Recently, I was looking at a photograph of the Emperor's salle de bains (bathroom, like so many words, sounds more impressive in French) in Napoleon's grand apartment at the Chateau Fontainebleau. The striated white marble walls and black-and-white diamond patterned tile floors looked familiar. Even the bidet, although not a standard fixture in American homes, was self-explanatory. The galvanized tub on its raised platform, edged with an organdy ruffle, did look a bit like a baby's bassinet but the four chairs arranged along the walls brought me up short: the Emperor didn't bathe alone.

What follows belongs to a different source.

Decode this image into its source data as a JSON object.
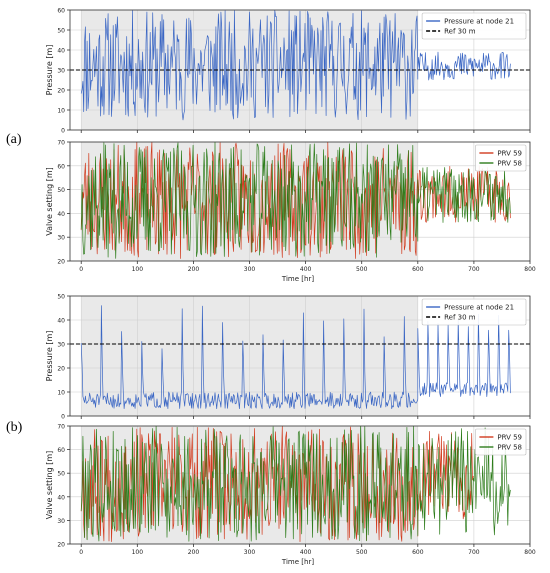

As a child, I learned from my mother that, if there is one thing a busy modern woman craves in her bath time, it is near monastic solitude. June liked nothing better than to close the door and sink into a fragrant bubble bath with a good book. (There was a southern window in our bathroom that provided plenty of light.) If a child knocked on the door, she called out her usual advice: "Go read your book."
There are other ideas on how to take a bath. The caricature (at right) was included in a letter from Dante Gabriel Rossetti to Jane Morris, wife of architect and aesthete William Morris. It shows Jane in the bath tub, apparently drinking a glass of wine, as her husband reads to her. Rossetti captioned it: "To drink bath water is better than to listen Morris read the 7 volumes of his new book The Earthly Paradise." (1868) The glasses lined up by the tub look inviting, though.
The two well-muscled 'mer-men' holding up Aphrodite look charming in Georges Barbier's illustration for the book, Aphrodite: Antiques Moers (1928 edition) by Pierre Louys, but it takes a goddess to relax so nonchalantly, above it all. I'll take the solitary bubble bath.
The two well-muscled 'mer-men' holding up Aphrodite look charming in Georges Barbier's illustration for the book, Aphrodite: Antiques Moers (1928 edition) by Pierre Louys, but it takes a goddess to relax so nonchalantly, above it all. I'll take the solitary bubble bath.
Image: Leonardo Cremonini - Les Parenthese de l'Eaux, 1968, Pompidou Center, Paris.
6 comments:
I'm with you - solitary baths all the way. To think of having an entourage standing around while one bathes is horrifying to me! I would think royalty would have *wanted* some privacy now and then?
Wonderfully funny Rossetti sketch. Have you seen the Desperate Romantics television skit on the pre-Raphaelites in the USA yet? Pedants may scoff, but I think Rossetti at least would have enjoyed it. And so interesting to see the Cremonini, I've found very little information on him.
Oh I love those Mer-Men. And the lady sipping bath water - ugh! But it's a funny illustration. Wonderful picture of the lady scrubbing her back. The place looks "gauzy" like it might be a bit steamy there.
Aida, sometimes in historical narratives, you read about royalty conducting meetings with their advisors while they bathed or dressed. Apparently, the sense of private time is quite flexible.
Neil, I like the sound of "Deserate Romantics." I'll look for it. As to Leonardo Cremonini, he is from Bologna and, after World War II ended, lived in France, including at least one summer in Brittany. Born in 1925, his work caught the attention of Peggy Guggenheim around 1949-1940, when he was in Venice, and gallery shows in New York followed. An entire room at the 1964 Venice Bienniale was devoted to Cremonini's work. Most commentators, including Umberto Eco, point to the ambiguity built into his paintings, often hinting at distraction or sexuality. I see in some pictures echoes of surrealism.
Jeanne, isn't it interesting that Barbier uses (mer) men as decorations, a role usually filled by women in art? Jane Morris may have been "sipping" bath water but thanks to her architect-husband, that's a rather modern bath tub for 1869. As for Cremonini, who likes to uses mirrors and their reflections in his paintings, the detective in me noticed that the bathroom mirror is inexplicably NOT steamed up.